I was drawing Baby’s bath one tranquil evening this past summer, watching the water pool in the tub, when I glanced at her. She was sitting on a high stool in the bathroom, swinging her chubby legs, and ad libbing the lyrics to ‘ Happy Birthday’. She paused, leaned her head back thoughtfully and said:
“I’m not Black. I’m not white. I’m different.”
I turned the tap to silence the torrent of water, then knelt in front of her.
“Sweet pea, who told you that?” She didn’t answer me. She simply started fiddling with her earlobe, the way she does when she is exhausted, and which is usually a signal for us to ask the waiter for the check, wrap up shopping and drop what we are doing to get her home before her meltdown. She was obviously too tired to explain how she had come up with that. She wanted to sleep. But a throbbing started in my chest and continued for the next couple of days.
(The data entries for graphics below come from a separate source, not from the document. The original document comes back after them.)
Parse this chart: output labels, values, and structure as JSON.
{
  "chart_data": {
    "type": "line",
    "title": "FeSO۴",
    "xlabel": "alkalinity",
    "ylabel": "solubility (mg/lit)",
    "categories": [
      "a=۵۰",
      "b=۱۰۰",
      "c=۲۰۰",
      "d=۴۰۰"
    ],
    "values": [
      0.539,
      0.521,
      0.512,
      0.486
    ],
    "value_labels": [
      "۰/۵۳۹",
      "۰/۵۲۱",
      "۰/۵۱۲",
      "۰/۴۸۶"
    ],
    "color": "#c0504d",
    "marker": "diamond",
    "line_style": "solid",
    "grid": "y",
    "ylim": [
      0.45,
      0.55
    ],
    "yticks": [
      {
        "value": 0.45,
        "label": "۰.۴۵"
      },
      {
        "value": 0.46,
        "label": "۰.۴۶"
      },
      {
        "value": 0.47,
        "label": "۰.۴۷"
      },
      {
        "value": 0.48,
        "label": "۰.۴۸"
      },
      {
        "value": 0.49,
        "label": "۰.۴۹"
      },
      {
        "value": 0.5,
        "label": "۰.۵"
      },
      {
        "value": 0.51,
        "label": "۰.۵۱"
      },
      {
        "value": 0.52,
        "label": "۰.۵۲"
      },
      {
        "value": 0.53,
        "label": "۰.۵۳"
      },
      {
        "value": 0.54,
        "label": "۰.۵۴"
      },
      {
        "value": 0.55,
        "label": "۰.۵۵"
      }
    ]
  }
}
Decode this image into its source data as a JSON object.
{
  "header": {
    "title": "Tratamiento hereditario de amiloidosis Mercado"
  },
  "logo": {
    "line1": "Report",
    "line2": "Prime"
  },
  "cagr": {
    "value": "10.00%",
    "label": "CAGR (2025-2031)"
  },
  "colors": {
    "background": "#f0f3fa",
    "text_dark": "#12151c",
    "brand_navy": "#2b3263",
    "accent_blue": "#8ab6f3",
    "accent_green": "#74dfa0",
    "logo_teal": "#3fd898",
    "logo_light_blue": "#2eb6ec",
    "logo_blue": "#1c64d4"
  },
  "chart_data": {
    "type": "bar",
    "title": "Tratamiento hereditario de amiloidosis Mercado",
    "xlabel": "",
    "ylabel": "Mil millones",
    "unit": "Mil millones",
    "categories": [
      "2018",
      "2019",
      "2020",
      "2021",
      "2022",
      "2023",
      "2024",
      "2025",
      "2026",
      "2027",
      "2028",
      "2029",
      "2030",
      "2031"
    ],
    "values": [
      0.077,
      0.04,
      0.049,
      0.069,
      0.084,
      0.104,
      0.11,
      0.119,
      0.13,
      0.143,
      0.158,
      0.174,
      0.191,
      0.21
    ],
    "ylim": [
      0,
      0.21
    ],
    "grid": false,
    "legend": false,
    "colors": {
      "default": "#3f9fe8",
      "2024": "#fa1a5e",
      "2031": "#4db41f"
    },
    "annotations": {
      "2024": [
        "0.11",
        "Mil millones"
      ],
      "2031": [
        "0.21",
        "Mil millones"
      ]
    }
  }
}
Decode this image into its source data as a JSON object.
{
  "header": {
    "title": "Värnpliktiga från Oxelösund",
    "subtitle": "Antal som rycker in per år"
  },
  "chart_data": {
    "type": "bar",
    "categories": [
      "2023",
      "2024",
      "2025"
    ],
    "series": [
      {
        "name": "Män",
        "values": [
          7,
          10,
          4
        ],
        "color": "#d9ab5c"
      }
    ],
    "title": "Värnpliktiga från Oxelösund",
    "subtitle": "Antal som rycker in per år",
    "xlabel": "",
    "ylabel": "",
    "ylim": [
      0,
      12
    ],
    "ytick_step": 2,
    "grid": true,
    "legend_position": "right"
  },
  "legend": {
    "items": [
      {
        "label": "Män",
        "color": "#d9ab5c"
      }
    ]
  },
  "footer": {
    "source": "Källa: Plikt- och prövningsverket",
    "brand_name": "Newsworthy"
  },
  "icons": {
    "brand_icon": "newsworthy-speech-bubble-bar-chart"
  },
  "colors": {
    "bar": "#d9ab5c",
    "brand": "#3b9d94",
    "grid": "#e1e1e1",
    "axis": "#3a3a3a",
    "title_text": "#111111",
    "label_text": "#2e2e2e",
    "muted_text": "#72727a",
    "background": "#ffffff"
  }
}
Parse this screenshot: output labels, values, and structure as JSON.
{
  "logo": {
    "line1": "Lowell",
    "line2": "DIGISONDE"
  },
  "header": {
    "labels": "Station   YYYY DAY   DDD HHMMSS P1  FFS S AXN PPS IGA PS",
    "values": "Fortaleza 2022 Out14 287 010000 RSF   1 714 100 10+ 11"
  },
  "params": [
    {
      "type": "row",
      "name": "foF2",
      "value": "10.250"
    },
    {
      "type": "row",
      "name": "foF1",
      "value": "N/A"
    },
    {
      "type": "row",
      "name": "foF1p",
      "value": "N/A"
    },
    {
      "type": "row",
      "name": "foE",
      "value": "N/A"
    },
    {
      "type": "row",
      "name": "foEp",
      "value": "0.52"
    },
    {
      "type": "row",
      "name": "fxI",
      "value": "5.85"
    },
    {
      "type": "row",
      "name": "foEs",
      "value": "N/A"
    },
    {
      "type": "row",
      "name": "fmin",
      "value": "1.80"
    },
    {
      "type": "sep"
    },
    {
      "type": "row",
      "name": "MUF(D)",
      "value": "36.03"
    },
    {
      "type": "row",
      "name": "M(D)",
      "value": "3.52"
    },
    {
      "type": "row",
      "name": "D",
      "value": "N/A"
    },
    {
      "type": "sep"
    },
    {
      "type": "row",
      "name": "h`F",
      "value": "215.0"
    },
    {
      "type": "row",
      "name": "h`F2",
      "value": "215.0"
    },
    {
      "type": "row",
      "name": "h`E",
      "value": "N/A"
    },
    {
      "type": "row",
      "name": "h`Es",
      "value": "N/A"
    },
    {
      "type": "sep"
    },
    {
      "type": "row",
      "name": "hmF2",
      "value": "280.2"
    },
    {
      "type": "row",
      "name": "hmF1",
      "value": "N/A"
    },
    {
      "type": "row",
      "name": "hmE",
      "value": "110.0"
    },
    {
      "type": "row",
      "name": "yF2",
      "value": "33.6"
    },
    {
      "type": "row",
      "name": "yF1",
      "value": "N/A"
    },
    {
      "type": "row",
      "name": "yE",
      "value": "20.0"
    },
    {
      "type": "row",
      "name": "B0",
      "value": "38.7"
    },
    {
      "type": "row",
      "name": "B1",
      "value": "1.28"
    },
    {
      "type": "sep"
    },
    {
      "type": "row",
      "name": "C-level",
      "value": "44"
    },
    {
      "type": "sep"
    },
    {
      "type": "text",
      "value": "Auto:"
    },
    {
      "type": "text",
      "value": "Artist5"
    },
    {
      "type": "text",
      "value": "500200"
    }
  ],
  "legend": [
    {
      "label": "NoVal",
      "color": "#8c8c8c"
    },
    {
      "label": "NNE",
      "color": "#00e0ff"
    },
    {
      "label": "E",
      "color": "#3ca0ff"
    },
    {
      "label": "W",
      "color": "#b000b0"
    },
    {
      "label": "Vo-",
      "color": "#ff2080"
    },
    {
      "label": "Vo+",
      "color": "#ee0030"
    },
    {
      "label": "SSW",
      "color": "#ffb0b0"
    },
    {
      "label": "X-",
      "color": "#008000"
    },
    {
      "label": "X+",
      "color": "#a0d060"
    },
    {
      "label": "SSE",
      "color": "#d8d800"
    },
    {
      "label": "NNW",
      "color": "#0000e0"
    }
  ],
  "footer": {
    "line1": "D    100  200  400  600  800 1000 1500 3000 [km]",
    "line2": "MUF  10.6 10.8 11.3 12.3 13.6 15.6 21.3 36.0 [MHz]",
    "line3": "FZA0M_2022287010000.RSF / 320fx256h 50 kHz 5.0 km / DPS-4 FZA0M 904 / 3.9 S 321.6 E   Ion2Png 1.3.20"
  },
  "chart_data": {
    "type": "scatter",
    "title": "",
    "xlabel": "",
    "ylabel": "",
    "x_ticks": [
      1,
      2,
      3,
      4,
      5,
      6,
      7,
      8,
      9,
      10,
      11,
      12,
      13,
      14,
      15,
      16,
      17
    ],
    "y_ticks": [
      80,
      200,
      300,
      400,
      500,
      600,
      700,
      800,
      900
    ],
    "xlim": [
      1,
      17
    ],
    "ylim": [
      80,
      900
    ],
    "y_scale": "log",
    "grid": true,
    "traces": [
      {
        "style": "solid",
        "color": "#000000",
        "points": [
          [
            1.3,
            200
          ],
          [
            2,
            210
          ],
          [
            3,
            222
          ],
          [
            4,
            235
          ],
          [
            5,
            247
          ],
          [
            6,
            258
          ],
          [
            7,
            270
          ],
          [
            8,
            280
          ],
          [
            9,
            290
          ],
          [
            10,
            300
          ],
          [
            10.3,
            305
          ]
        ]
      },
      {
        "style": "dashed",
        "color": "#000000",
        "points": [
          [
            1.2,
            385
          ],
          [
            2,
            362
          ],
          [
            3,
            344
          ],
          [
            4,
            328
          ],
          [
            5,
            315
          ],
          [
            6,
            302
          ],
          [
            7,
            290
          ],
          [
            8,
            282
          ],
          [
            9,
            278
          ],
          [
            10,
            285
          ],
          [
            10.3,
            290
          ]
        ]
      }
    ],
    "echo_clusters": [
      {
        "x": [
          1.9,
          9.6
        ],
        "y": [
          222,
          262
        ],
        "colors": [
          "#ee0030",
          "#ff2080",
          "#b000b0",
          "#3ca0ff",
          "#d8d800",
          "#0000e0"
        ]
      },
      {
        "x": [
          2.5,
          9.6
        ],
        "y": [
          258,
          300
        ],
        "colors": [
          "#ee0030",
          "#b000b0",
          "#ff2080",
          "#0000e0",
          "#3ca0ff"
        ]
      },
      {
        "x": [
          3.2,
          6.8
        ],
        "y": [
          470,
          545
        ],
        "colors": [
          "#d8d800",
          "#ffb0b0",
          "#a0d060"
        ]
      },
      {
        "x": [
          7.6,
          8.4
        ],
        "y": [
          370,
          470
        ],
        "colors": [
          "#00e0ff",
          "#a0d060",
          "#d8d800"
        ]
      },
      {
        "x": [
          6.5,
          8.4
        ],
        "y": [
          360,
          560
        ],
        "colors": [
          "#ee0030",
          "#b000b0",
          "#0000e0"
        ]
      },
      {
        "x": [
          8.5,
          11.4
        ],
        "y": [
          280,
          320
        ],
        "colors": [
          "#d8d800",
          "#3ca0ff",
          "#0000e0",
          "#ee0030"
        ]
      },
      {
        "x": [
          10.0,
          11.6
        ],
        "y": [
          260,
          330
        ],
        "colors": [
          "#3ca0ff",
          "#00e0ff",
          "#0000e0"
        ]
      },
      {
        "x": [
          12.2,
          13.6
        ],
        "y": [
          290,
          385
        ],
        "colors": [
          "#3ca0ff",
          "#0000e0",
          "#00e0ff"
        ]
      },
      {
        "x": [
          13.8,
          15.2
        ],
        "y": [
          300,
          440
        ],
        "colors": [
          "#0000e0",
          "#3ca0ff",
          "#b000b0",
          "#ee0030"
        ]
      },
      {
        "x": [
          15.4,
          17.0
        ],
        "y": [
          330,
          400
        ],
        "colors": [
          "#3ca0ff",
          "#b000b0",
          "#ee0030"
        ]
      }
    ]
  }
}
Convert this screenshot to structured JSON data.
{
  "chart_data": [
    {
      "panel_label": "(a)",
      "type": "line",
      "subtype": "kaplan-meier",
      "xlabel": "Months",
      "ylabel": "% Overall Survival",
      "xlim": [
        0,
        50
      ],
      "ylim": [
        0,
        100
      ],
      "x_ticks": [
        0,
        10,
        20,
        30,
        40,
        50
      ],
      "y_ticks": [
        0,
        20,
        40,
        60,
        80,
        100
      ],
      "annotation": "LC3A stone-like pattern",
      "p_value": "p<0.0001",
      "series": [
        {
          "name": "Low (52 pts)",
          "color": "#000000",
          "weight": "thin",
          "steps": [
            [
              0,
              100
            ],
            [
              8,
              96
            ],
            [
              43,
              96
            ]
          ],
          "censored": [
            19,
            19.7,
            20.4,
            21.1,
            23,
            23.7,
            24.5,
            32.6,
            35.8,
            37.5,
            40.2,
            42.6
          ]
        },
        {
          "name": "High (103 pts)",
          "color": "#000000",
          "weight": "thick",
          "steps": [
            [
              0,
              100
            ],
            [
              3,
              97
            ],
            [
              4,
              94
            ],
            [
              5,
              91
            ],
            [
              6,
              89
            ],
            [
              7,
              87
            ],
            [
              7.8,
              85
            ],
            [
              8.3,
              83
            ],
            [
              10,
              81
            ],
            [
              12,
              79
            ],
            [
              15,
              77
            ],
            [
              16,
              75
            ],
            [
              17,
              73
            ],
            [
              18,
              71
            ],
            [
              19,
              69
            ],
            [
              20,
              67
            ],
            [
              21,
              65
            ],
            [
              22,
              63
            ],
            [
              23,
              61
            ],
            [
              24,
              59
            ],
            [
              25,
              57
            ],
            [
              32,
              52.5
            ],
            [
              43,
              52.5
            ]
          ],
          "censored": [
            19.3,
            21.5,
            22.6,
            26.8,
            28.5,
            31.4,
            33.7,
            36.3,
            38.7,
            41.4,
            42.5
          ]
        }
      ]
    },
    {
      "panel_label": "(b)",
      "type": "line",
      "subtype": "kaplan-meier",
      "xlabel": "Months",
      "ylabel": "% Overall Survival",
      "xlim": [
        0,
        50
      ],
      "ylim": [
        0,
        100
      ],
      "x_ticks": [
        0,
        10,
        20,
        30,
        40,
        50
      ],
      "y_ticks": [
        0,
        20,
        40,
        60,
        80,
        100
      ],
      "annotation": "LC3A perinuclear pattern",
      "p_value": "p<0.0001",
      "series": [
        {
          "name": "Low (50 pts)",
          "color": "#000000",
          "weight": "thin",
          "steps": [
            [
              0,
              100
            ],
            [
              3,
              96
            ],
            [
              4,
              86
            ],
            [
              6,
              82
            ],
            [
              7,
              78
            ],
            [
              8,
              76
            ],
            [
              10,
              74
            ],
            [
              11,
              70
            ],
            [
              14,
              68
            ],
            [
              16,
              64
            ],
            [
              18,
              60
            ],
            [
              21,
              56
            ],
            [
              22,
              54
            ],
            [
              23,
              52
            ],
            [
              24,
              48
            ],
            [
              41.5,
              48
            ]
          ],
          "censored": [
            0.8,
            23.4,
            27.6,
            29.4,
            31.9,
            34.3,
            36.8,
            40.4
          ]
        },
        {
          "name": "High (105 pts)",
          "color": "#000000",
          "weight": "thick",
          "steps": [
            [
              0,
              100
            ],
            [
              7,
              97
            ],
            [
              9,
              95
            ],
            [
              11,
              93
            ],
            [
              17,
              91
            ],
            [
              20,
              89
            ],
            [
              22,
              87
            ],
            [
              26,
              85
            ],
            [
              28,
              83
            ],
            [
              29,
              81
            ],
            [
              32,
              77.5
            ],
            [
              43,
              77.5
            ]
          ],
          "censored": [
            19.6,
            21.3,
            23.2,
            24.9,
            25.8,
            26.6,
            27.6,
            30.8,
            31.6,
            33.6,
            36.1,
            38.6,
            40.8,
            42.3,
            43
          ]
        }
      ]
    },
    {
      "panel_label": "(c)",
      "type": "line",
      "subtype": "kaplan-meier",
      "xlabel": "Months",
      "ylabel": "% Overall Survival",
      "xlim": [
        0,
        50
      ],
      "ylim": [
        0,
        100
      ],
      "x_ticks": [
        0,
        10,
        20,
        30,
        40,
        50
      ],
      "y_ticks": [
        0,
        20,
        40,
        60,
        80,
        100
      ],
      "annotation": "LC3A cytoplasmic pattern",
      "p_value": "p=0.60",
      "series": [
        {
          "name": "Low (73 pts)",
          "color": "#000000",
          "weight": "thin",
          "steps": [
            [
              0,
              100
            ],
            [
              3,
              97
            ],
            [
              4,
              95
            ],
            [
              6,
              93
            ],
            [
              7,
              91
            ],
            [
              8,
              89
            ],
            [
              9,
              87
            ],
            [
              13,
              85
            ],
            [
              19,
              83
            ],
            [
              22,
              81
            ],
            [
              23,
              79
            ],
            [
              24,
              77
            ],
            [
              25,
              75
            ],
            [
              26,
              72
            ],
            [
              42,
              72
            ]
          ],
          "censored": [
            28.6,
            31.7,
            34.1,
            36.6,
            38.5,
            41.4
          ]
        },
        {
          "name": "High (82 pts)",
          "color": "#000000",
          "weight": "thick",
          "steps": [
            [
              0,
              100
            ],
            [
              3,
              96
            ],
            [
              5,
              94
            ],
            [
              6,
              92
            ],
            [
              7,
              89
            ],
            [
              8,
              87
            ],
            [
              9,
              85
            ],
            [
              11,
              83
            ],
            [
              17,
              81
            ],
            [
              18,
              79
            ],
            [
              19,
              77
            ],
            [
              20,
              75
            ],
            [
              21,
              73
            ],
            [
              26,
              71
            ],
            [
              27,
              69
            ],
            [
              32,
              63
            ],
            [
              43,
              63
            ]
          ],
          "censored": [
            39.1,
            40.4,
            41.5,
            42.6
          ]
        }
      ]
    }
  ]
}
Baby’s outbursts became more puzzling. While I was fastening her shoes in the morning, she cheerfully chirped:
“I’m not Black,” she smiled and shook her head. Then she pointed at me and said: “You’re black. I’m white.
Baby seemed so pleased with herself, for having sorted out and declared her racial identity. Well, I wasn’t pleased. There was Baby, in the car on the way to daycare, chirping and pointing: “You’re black. I’m white. Daddy’s white.” Over and over. It took me a while to stop fuming to Hubby about it. He agreed that Baby’s declarations were a little strange. I was secretly nervous that she would say something like: “I’m white!” at a family cookout or something. People would think we were nuts, and neglecting to teach Baby about who she really is. They’d think we were pouring crazy delusions into her head and setting up Baby for an ugly and painful realization later in life. I just know it!
Someone, some ignorant meddlesome nitwit, was putting all kinds of nonsense into my child’s head, and I needed to find out who. No one else, except maybe her father, I thought, should be telling Baby who she is and what she is not. Certainly, others should not impose their bozo ideas about race on a biracial child. Who in their right mind would look at mixed little girl, whose mother is Black, and tell her, or lead her to believe, that she is white?
Well, I got nowhere. I couldn’t find out where Baby was getting these messages. Luckily, she eventually stopped blurting them out. Thank God! I, however, kept thinking about this whole issue, about how to properly teach Baby about her skin color and where she falls in the whole spectrum. She’ll need to know that so that no on else, whether through ignorant thinking or well-meaning meddling, can persuade her to believe something about herself that is not true.
Personally, I don’t have a problem with Baby seeing herself as different. The term “different” delivered in the right context, can mean special or exceptional. I hope that Baby eventually strives to bring a unique and valuable perspective to the table in most situations in her life.
Meanwhile, I’m going to take some action and help her formulate ideas about race. I’m not talking about intense, persuasive indoctrination. She’ll be told, gently and occasionally, that Mommy is black and Daddy is white. Baby is learning her colors now, so I know she’s going to process this with some skepticism. (“Okay, Mommy. You just said licorice is black. And now you’re saying we’re black. So…) I’m also going to carefully introduce black children’s books into her daily reading, thus pouring a solid foundation into her mind, which I’ll use to build a nice structure about what being black means and the many complexions represented therein. Including her own.